Dans la plupart des pays développés, l'aléa de la Covid-19 s'est traduit en risque par un mécanisme simple : il a été perçu comme une menace pour les infrastructures sanitaires nécessitant des taux d'infection lents, le soi-disant aplatissement de la courbe, afin de protéger l'infrastructure et de s’assurer qu'elle répond adéquatement. Lorsque plusieurs pays africains se sont empressés de déclarer des mesures de confinement de toutes sortes, ils ont essentiellement adopté la traduction des pays développés. Ils n'ont pas réussi à tirer parti de leur propre expérience de la gestion des crises en donnant à leurs peuples les moyens de se débrouiller par eux-mêmes.

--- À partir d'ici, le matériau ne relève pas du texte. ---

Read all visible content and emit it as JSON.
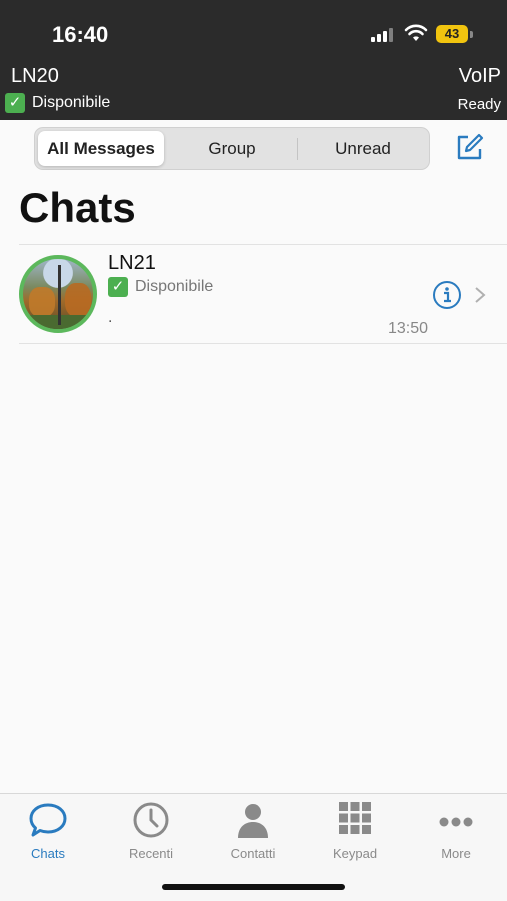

La nature de la pandémie en Afrique n'a pas laissé aux nations africaines le choix entre sauver des vies ou protéger le tissu économique. Au contraire, et aussi cruel que cela puisse paraître, il a placé le choix entre permettre à de nombreux africains de mourir sans protéger le tissu économique, ou permettre à de nombreux africains de mourir tout en protégeant le tissu économique. Avec la hâte d'adopter des mesures de confinement, les pays ont effectivement retiré la protection de la seule infrastructure qui a servi raisonnablement bien l'Afrique pendant de nombreuses années, à savoir l'infrastructure sociale. Une traduction locale du risque aurait nécessité d'identifier des mesures pour réduire la probabilité d'infection tout en se battant seul.

En effet, en Afrique, sortir dans la rue pour garantir ses moyens de subsistance au risque d'infection est ce que les individus doivent faire pour avoir une vie qui mérite d'être protégée. Enfermer les gens à la maison les rend encore plus vulnérables, car cela les rend non seulement dépendants des autres pour leur survie, mais aussi parce que cela leur enlève la seule chose qui donne un sens à leur vie, à savoir les risques qu'ils prennent pour assurer leur propre vie.

Il est probablement encore trop tôt pour dire si le sort annoncé et qui ne s'est pas concrétisé - jusqu'à présent, l'Afrique n'a connu aucun des scénarios d'horreur que les personnes et les institutions du monde entier ont entrevus - a démenti les mesures précipitées adoptées par les pays africains. Il est clair, cependant, que de telles mesures ont sérieusement dérogé aux cultures locales du risque, de sorte que si les incidents surviennent, ce ne sera pas la Covid-19 qui tuera des personnes, mais plutôt les mesures prises pour empêcher le virus de tuer des personnes.


Elísio Macamo est Professeur de Sociologie et Etudes Africaines à l'Université de Bâle, en Suisse. Il dresse un rapport sur ses recherches sur le risque en Afrique dans sa publication « Apprivoiser le Destin - Approches du Risque dans une Perspective d'Action Sociale - Etudes de cas du Sud du Mozambique », Dakar 2017 : CODESRIA.